Biomass and Carbon Capture Put UK Coal Giant On Track to Negative Emissions
By Jonny Wakefield
August 13, 2015
One of the UK’s largest power plants could soon be absorbing more carbon than it emits, thanks to a potentially groundbreaking system of biomass and carbon capture (CCS).
Since July, the Drax power station in central England has been producing half its power by burning biomass, according to a report in New Scientist, part of a plan to wean the facility off coal. Starting in 2020, the plant also expects to pump CO2 emissions through a pipeline running to the floor of the North Sea, where it will be buried in saltwater aquifers.

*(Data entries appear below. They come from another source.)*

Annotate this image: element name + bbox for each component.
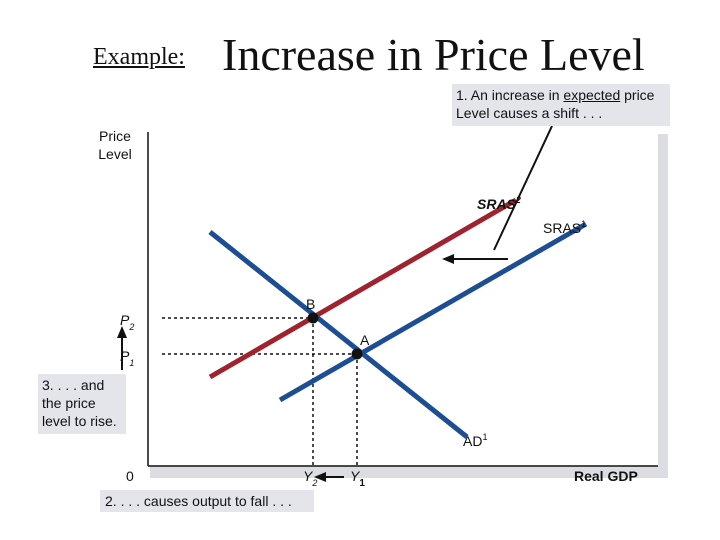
y2-tick-label: Y2 [303,468,317,488]
output-arrowhead [314,472,326,482]
annotation-note-2: 2. . . . causes output to fall . . . [100,490,314,512]
y-axis-label-line1: Price [99,128,131,144]
point-b [307,312,319,324]
guide-lines [162,317,358,466]
sras2-curve [208,197,518,380]
note3-line1: 3. . . . and [42,377,105,393]
note1-text-b: price [620,87,655,103]
note1-line1: 1. An increase in expected price [456,86,670,104]
y1-tick-label: Y1 [350,468,365,489]
page-title: Increase in Price Level [222,29,645,80]
note3-line3: level to rise. [42,413,117,429]
point-b-label: B [306,296,315,312]
y-axis-label: Price Level [90,127,140,163]
ad1-label: AD1 [463,432,487,449]
ad1-curve [208,230,469,439]
note3-line2: the price [42,395,96,411]
sras1-curve [278,221,588,403]
p2-tick-label: P2 [120,312,134,332]
annotation-note-1: 1. An increase in expected price Level c… [452,84,670,126]
point-a-label: A [360,332,370,348]
point-a [351,348,363,360]
plot-area [148,132,658,466]
note1-pointer-line [493,125,553,251]
x-axis-label: Real GDP [574,468,638,484]
note1-text-a: 1. An increase in [456,87,564,103]
sras1-label: SRAS1 [543,219,586,236]
shift-arrowhead [442,254,454,264]
note1-line2: Level causes a shift . . . [456,105,603,121]
note1-text-underlined: expected [563,87,621,103]
origin-label: 0 [126,468,134,484]
p1-tick-label: P1 [120,348,134,368]
annotation-note-3: 3. . . . and the price level to rise. [38,374,126,434]
price-arrowhead [117,326,127,338]
y-axis-label-line2: Level [98,146,132,162]
sras2-label: SRAS2 [477,195,521,212]
title-prefix: Example: [93,44,185,70]
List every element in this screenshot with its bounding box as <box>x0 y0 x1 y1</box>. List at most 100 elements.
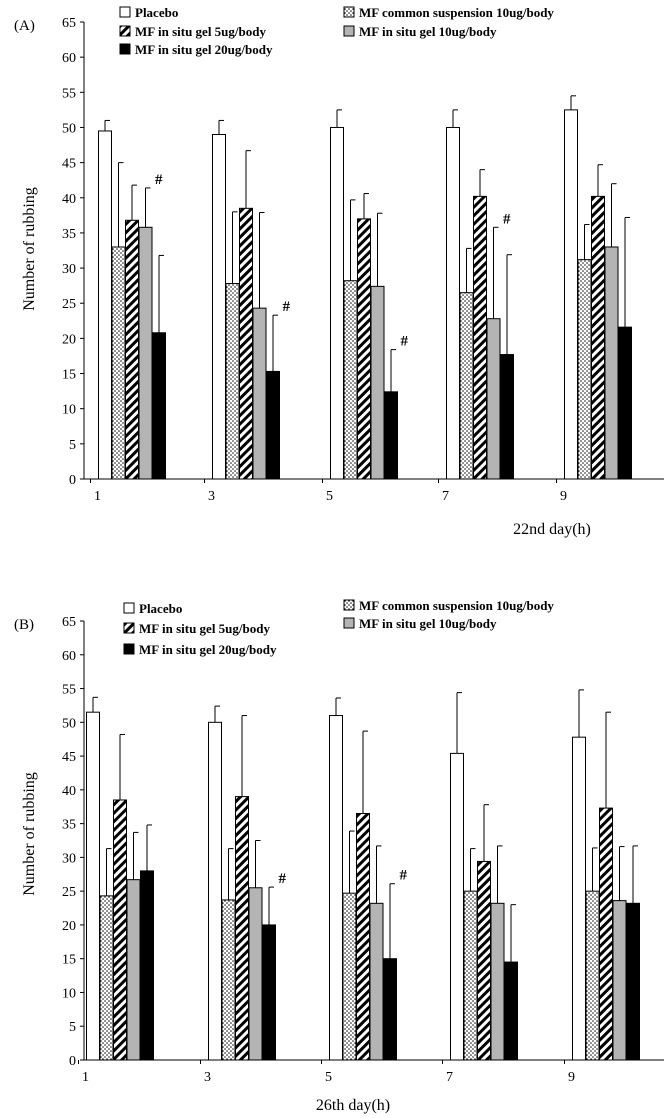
x-tick-label: 7 <box>442 489 449 504</box>
x-tick-label: 3 <box>204 1070 211 1085</box>
bar <box>208 721 222 1061</box>
chart-panel-a: (A) 22nd day(h) Number of rubbing Placeb… <box>14 5 664 538</box>
y-axis-label: Number of rubbing <box>21 187 38 311</box>
bar <box>599 807 613 1061</box>
bar <box>477 860 491 1061</box>
bar <box>486 318 501 480</box>
bar <box>370 285 385 480</box>
bar <box>262 924 276 1061</box>
y-tick-label: 10 <box>62 403 76 418</box>
y-tick-label: 40 <box>62 784 76 799</box>
y-tick-label: 50 <box>62 716 76 731</box>
x-tick-label: 5 <box>326 489 333 504</box>
bar <box>384 391 398 480</box>
legend-swatch <box>123 643 135 655</box>
bar <box>239 207 253 480</box>
bar <box>383 958 397 1061</box>
y-tick-label: 65 <box>62 16 76 31</box>
y-tick-label: 0 <box>69 473 76 488</box>
bar <box>138 226 153 480</box>
legend-label: MF in situ gel 10ug/body <box>359 616 497 631</box>
bar <box>446 126 460 480</box>
bar <box>500 354 514 480</box>
y-tick-label: 0 <box>69 1054 76 1069</box>
legend-label: MF in situ gel 10ug/body <box>359 24 497 39</box>
y-tick-label: 20 <box>62 919 76 934</box>
x-tick-label: 9 <box>568 1070 575 1085</box>
legend-swatch <box>343 599 355 611</box>
chart-panel-b: (B) 26th day(h) Number of rubbing Placeb… <box>14 598 664 1114</box>
y-tick-label: 25 <box>62 885 76 900</box>
y-tick-label: 55 <box>62 86 76 101</box>
y-tick-label: 25 <box>62 297 76 312</box>
y-tick-label: 15 <box>62 368 76 383</box>
legend-swatch <box>343 6 355 18</box>
legend-swatch <box>119 6 131 18</box>
legend: Placebo MF common suspension 10ug/body MF … <box>119 5 554 57</box>
bar <box>98 130 112 480</box>
bar <box>591 195 605 480</box>
y-tick-label: 45 <box>62 750 76 765</box>
bar <box>329 715 343 1061</box>
y-tick-label: 50 <box>62 121 76 136</box>
y-tick-label: 55 <box>62 683 76 698</box>
significance-marker: # <box>400 868 408 884</box>
legend-label: MF common suspension 10ug/body <box>359 5 554 20</box>
legend: Placebo MF common suspension 10ug/body MF … <box>123 598 554 657</box>
y-tick-label: 60 <box>62 51 76 66</box>
bar <box>463 890 478 1061</box>
legend-label: MF in situ gel 5ug/body <box>139 621 270 636</box>
bar <box>248 887 263 1061</box>
bar <box>330 126 344 480</box>
bar <box>99 895 114 1061</box>
bar <box>473 195 487 480</box>
x-axis-label: 22nd day(h) <box>513 521 591 538</box>
significance-marker: # <box>401 334 409 350</box>
bar <box>111 246 126 480</box>
significance-marker: # <box>503 211 511 227</box>
bar <box>113 799 127 1061</box>
y-tick-label: 45 <box>62 157 76 172</box>
bar <box>212 133 226 480</box>
y-tick-label: 35 <box>62 227 76 242</box>
significance-marker: # <box>155 172 163 188</box>
bar <box>140 870 154 1061</box>
bar <box>369 902 384 1061</box>
legend-swatch <box>343 25 355 37</box>
bar <box>612 900 627 1061</box>
bar <box>450 752 464 1061</box>
legend-label: MF common suspension 10ug/body <box>359 598 554 613</box>
bar <box>618 326 632 480</box>
panel-label: (B) <box>14 617 34 633</box>
legend-label: Placebo <box>135 5 178 20</box>
legend-label: MF in situ gel 20ug/body <box>139 642 277 657</box>
x-tick-label: 7 <box>446 1070 453 1085</box>
y-tick-label: 5 <box>69 1020 76 1035</box>
bar <box>459 292 474 480</box>
x-tick-label: 9 <box>560 489 567 504</box>
y-tick-label: 65 <box>62 615 76 630</box>
legend-label: MF in situ gel 20ug/body <box>135 42 273 57</box>
y-tick-label: 5 <box>69 438 76 453</box>
y-tick-label: 20 <box>62 332 76 347</box>
x-tick-label: 3 <box>208 489 215 504</box>
x-tick-label: 5 <box>325 1070 332 1085</box>
panel-label: (A) <box>14 18 35 34</box>
bar <box>86 711 100 1061</box>
significance-marker: # <box>283 299 291 315</box>
y-tick-label: 60 <box>62 649 76 664</box>
legend-swatch <box>123 602 135 614</box>
x-tick-label: 1 <box>82 1070 89 1085</box>
legend-swatch <box>343 617 355 629</box>
y-tick-label: 30 <box>62 851 76 866</box>
y-tick-label: 10 <box>62 986 76 1001</box>
y-tick-label: 15 <box>62 953 76 968</box>
legend-swatch <box>119 43 131 55</box>
y-axis-label: Number of rubbing <box>21 772 38 896</box>
bar <box>342 892 357 1061</box>
bar <box>490 902 505 1061</box>
bar <box>221 899 236 1061</box>
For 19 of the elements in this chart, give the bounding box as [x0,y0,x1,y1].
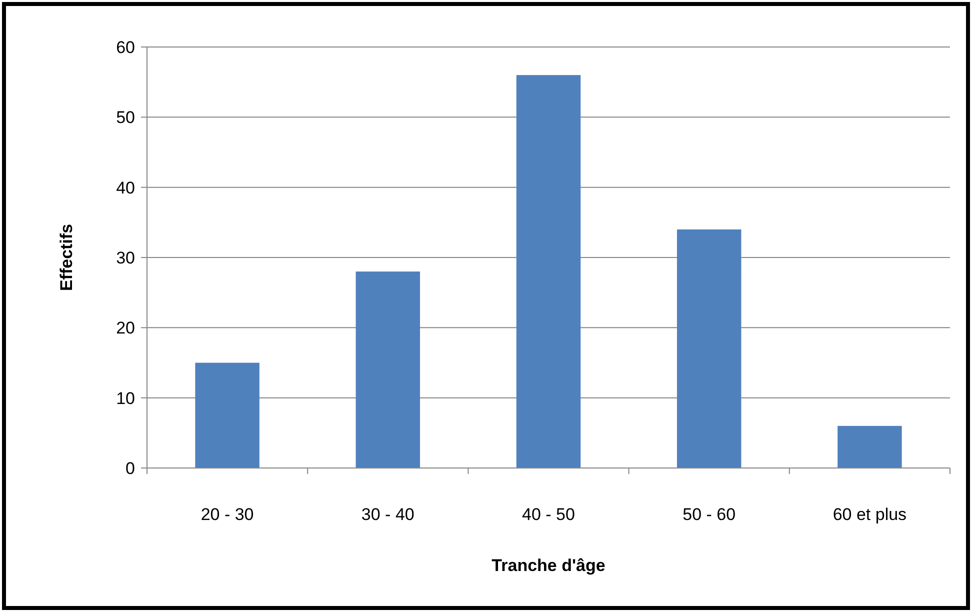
x-tick-label: 60 et plus [832,505,907,524]
y-tick-label: 30 [116,248,135,268]
bar [838,426,902,468]
x-tick-label: 20 - 30 [200,505,254,524]
bar [195,362,260,468]
x-tick-label: 50 - 60 [682,505,736,524]
y-tick-label: 50 [116,108,135,128]
y-tick-label: 0 [126,458,135,478]
x-tick-label: 40 - 50 [522,505,575,524]
y-tick-label: 40 [116,178,135,198]
y-tick-label: 10 [116,388,135,408]
y-axis-title: Effectifs [57,224,76,292]
bar [676,229,742,468]
y-tick-label: 60 [116,38,135,57]
x-axis-title: Tranche d'âge [492,556,606,575]
x-tick-label: 30 - 40 [361,505,414,524]
bar [356,272,420,468]
bar [516,75,581,468]
y-tick-label: 20 [116,318,135,338]
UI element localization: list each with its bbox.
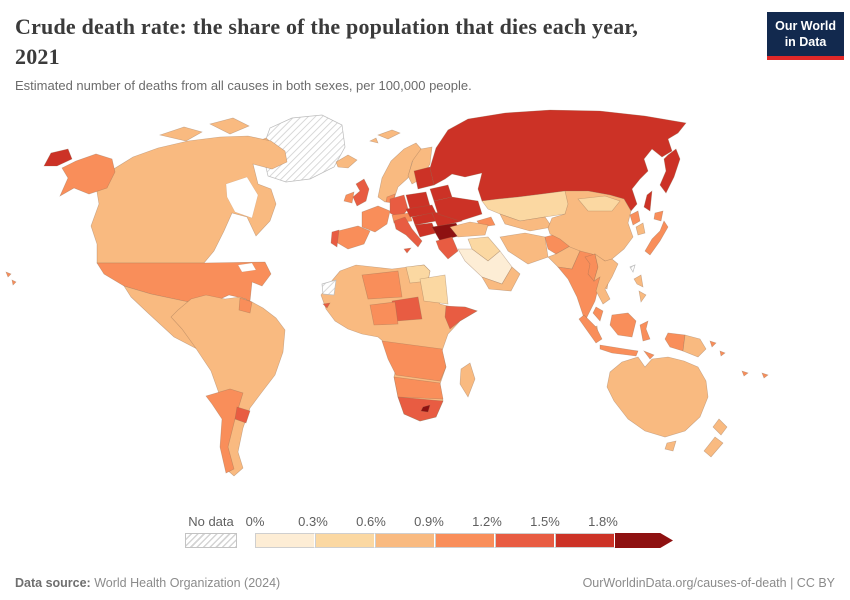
country-nigeria[interactable] — [369, 301, 399, 326]
owid-logo[interactable]: Our World in Data — [767, 12, 844, 60]
country-taiwan[interactable] — [629, 264, 636, 273]
legend-tick-label: 0.3% — [298, 514, 328, 529]
legend-tick-label: 1.2% — [472, 514, 502, 529]
country-western-sahara[interactable] — [321, 279, 337, 296]
map-legend: No data 0% 0.3% 0.6% 0.9% 1.2% 1.5% 1.8% — [185, 512, 705, 552]
legend-tick-label: 0.9% — [414, 514, 444, 529]
owid-logo-line2: in Data — [784, 35, 827, 50]
country-guinea-bissau[interactable] — [322, 302, 331, 309]
country-indonesia[interactable] — [578, 312, 655, 360]
country-italy[interactable] — [393, 216, 423, 248]
country-ukraine[interactable] — [433, 196, 483, 222]
title-year: 2021 — [15, 43, 60, 69]
country-argentina[interactable] — [205, 388, 244, 474]
country-north-korea[interactable] — [629, 210, 641, 226]
legend-tick-label: 0% — [245, 514, 265, 529]
country-yemen-oman[interactable] — [481, 266, 521, 292]
owid-url-license[interactable]: OurWorldinData.org/causes-of-death | CC … — [582, 576, 835, 590]
legend-no-data-label: No data — [188, 514, 234, 529]
country-croatia-bosnia[interactable] — [414, 222, 437, 238]
country-japan[interactable] — [644, 210, 669, 256]
country-russia-kamchatka[interactable] — [659, 148, 681, 194]
country-australia[interactable] — [606, 356, 709, 438]
legend-tick-label: 1.8% — [588, 514, 618, 529]
country-usa-hawaii[interactable] — [5, 271, 17, 286]
legend-bin-7[interactable] — [615, 533, 673, 548]
country-angola-zambia-mozambique[interactable] — [381, 340, 447, 382]
country-solomon-islands[interactable] — [709, 340, 726, 357]
country-tasmania[interactable] — [664, 440, 677, 452]
country-lesotho[interactable] — [420, 404, 431, 413]
country-portugal[interactable] — [330, 229, 340, 248]
legend-tick-label: 0.6% — [356, 514, 386, 529]
country-greece[interactable] — [435, 236, 459, 260]
legend-tick-label: 1.5% — [530, 514, 560, 529]
data-source-label: Data source: — [15, 576, 91, 590]
country-turkey[interactable] — [449, 221, 489, 238]
legend-bin-5[interactable] — [495, 533, 555, 548]
legend-ticks: 0% 0.3% 0.6% 0.9% 1.2% 1.5% 1.8% — [246, 514, 675, 530]
legend-bin-3[interactable] — [375, 533, 435, 548]
country-west-new-guinea[interactable] — [664, 332, 686, 352]
data-source-value: World Health Organization (2024) — [90, 576, 281, 590]
country-sicily[interactable] — [403, 247, 412, 254]
country-united-kingdom[interactable] — [352, 178, 370, 207]
country-iceland[interactable] — [335, 154, 358, 169]
country-mongolia[interactable] — [577, 195, 621, 212]
legend-bar — [255, 533, 673, 548]
country-madagascar[interactable] — [459, 362, 476, 398]
legend-bin-1[interactable] — [255, 533, 315, 548]
legend-bin-2[interactable] — [315, 533, 375, 548]
owid-logo-line1: Our World — [775, 19, 836, 33]
great-lakes — [237, 262, 257, 273]
country-venezuela-guyana[interactable] — [238, 297, 253, 314]
country-france[interactable] — [361, 205, 391, 233]
data-source: Data source: World Health Organization (… — [15, 576, 280, 590]
chart-footer: Data source: World Health Organization (… — [0, 576, 850, 590]
legend-no-data-swatch[interactable] — [185, 533, 237, 548]
country-malaysia[interactable] — [592, 306, 604, 322]
chart-header: Crude death rate: the share of the popul… — [15, 12, 755, 93]
title-line1: Crude death rate: the share of the popul… — [15, 14, 639, 39]
country-philippines[interactable] — [633, 274, 647, 303]
page-title: Crude death rate: the share of the popul… — [15, 12, 755, 71]
country-fiji-new-caledonia[interactable] — [741, 370, 769, 379]
country-ireland[interactable] — [343, 191, 355, 204]
country-papua-new-guinea[interactable] — [682, 334, 707, 358]
country-canada[interactable] — [90, 135, 288, 264]
country-iran[interactable] — [499, 232, 549, 265]
country-svalbard[interactable] — [369, 129, 401, 144]
country-new-zealand[interactable] — [703, 418, 728, 458]
hudson-bay — [225, 176, 259, 219]
country-namibia-botswana-zimbabwe[interactable] — [393, 376, 444, 400]
country-sudan[interactable] — [419, 274, 449, 305]
legend-bin-4[interactable] — [435, 533, 495, 548]
country-usa-alaska[interactable] — [59, 153, 116, 197]
legend-bin-6[interactable] — [555, 533, 615, 548]
country-russia[interactable] — [429, 109, 687, 212]
country-south-korea[interactable] — [635, 222, 646, 236]
country-thailand-indochina[interactable] — [593, 253, 619, 305]
country-somalia[interactable] — [444, 305, 478, 330]
country-russia-chukotka[interactable] — [43, 148, 73, 167]
country-spain[interactable] — [335, 225, 371, 250]
chart-subtitle: Estimated number of deaths from all caus… — [15, 78, 472, 94]
country-south-africa[interactable] — [397, 396, 444, 422]
country-russia-sakhalin[interactable] — [643, 190, 653, 212]
country-uruguay[interactable] — [234, 406, 251, 424]
country-finland[interactable] — [407, 146, 433, 185]
country-greenland[interactable] — [261, 114, 346, 183]
country-niger[interactable] — [361, 270, 403, 300]
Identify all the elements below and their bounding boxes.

The shift to biomass and carbon capture is part of an ambitious plan to convert the 70s-era facility into a “negative emissions” power plant. Developing such technology is key to “arresting” climate change, the company says. But the plan is not without its critics, some of whom say Drax is far from a net positive in fighting climate change.
Several pieces must fall into place for Drax to be truly carbon neutral, chief among them forestry management. The wood and other material burned in the biomass process is harvested from pine forests in the southern U.S. and processed into pellets for shipping. Demand for biomass products has created a forestry renaissance in the region, with pine forests covering hundreds of thousands of old cotton fields. As forests are cut, new trees are planted that offset the carbon emissions from those being burned.
Whether a balance can be struck between carbon emissions in one part of the world and carbon uptake in another is key. A Dogwood Alliance spokesperson told New Scientist that plants like Drax gobble up “naturally regenerated diverse pine forests,” replacing them with “uniform ranks of planted yellow pine.”
The other half of the equation, the CCS plan, also has doubters. The plant would follow in Canada’s footsteps. When Saskatchewan’s Boundary Dam coal plant became the first commercial power facility to bury carbon in October, critics pointed out that the process doesn’t entirely eliminate carbon emissions. The process’s commercial viability is also in question, with wary investors sending Drax shares plunging at the news of its costly CCS plan.
Drax has publicly criticized the British wind and solar sector for such concerns, telling the Telegraph that windmills and PV panels can’t deliver even one per cent of the UK’s power needs “with reasonable regularity.”
Biomass and CCS are crucial to the UK’s power mix, Drax director Peter Emery told New Scientist.
“To arrest climate change we need negative carbon emissions. At the moment sustainable biomass with CCS is the leading technology to achieve this,” he said.